Smaad en laster gaan over reputaties, en bedrijven hebben die net zo goed als privépersonen. Dus het is mogelijk een bedrijf te besmaden, hun eer en goede naam aan te tasten door bepaalde beweringen te doen. Het verschil tussen smaad en laster is dat je bij laster wéét dat hte niet waar is, die bewering. Bij smaad is het mogelijk dat je denkt dat het waar is (of zelfs dat het écht waar is). Het gaat er uiteindelijk om dat de uitlating nodeloos grievend is, even plat gezegd zoiets zég je niet, het is bedoeld als afzeiken of voor gek zetten, nergens voor nodig.

Gezien de uitgebreide kritiek op Van Rijbroek en haar boek ligt het voor de hand dat ze niet daadwerkelijk bij Kaspersky heeft ingebroken, nog even los van dat je bij zo’n beveiligingsbedrijf wel zou verwachten dat ze daar iéts van hebben gemerkt. Daarmee is het waarheidsgehalte van de opmerking marginaal, en dan kan het smaad opleveren.

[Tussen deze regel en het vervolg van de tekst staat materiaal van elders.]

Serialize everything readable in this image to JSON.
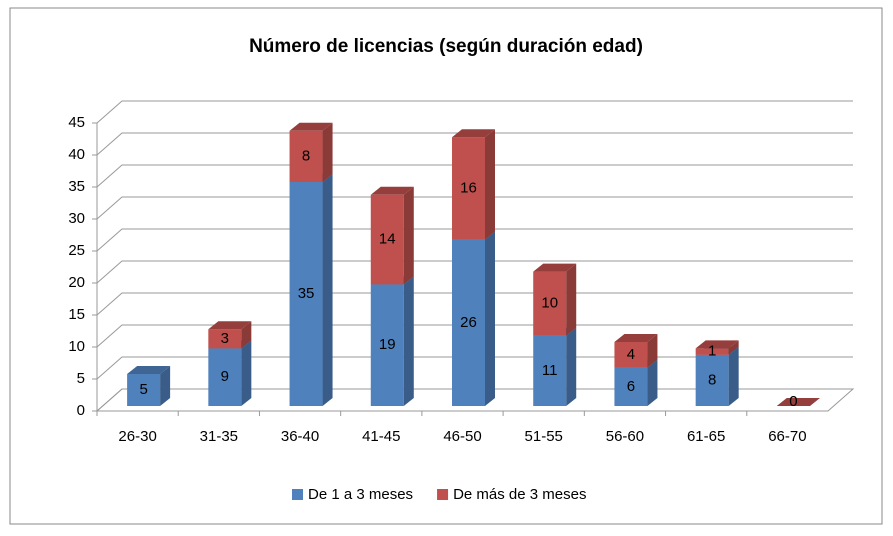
{
  "chart_data": {
    "type": "bar3d_stacked",
    "title": "Número de licencias (según duración  edad)",
    "categories": [
      "26-30",
      "31-35",
      "36-40",
      "41-45",
      "46-50",
      "51-55",
      "56-60",
      "61-65",
      "66-70"
    ],
    "series": [
      {
        "name": "De 1 a 3 meses",
        "color": "#4f81bd",
        "values": [
          5,
          9,
          35,
          19,
          26,
          11,
          6,
          8,
          0
        ]
      },
      {
        "name": "De más de 3 meses",
        "color": "#c0504d",
        "values": [
          null,
          3,
          8,
          14,
          16,
          10,
          4,
          1,
          0
        ]
      }
    ],
    "ylim": [
      0,
      45
    ],
    "yticks": [
      0,
      5,
      10,
      15,
      20,
      25,
      30,
      35,
      40,
      45
    ],
    "grid": true,
    "legend": "bottom"
  }
}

Alleen heb ik dan één vraagteken: de uitlating moet er wel voor zorgen dat andere mensen gaan denken dat Kaspersky een waardeloos bedrijf is, dat dat zomaar gehackt kan worden zonder dat ze het merken. Smaad moet immers iemands reputatie aantasten. Oftewel, de uitlating moet wel enigszins geloofwaardig zijn. En gezien de reputatie van Van Rijnsbroek kun je daar natuurlijk twijfels bij hebben. Wie gelooft dat, als zij zegt Kaspersky te hebben gehackt?

Mogelijk speelt dan mee dat Nieuwsuur gezien wordt als een respectabel en gezaghebbend televisieprogramma, waardoor de mensen inderdaad geneigd zouden zijn haar te geloven. Zo’n redactie checkt dat toch, wat iemand beweert? En als je dat zwaar laat wegen, dan is er dus inderdaad een reële kans op reputatieschade en daarmee zou een smaadclaim mogelijk zijn.

Ben wel benieuwd wat het verweer gaat zijn. Stel het is waar, dan moet je bewijs overleggen dat je Kaspersky hebt gehackt. Daarmee stel je jezelf wel bloot aan een vervolging wegens computervredebreuk, een misdrijf met tot 4 jaar cel. Is het niet waar, dan is je enige verweer nog dat niemand jou zou geloven, dat het geen geloofwaardige opmerking was. Maar je eigen reputatie gaat natuurlijk wel een tikje stuk als je die positie inneemt. Blijft over “het is waar maar ik kan/wil het niet bewijzen, dus ik aanvaard dit vonnis voor het groter geheel”.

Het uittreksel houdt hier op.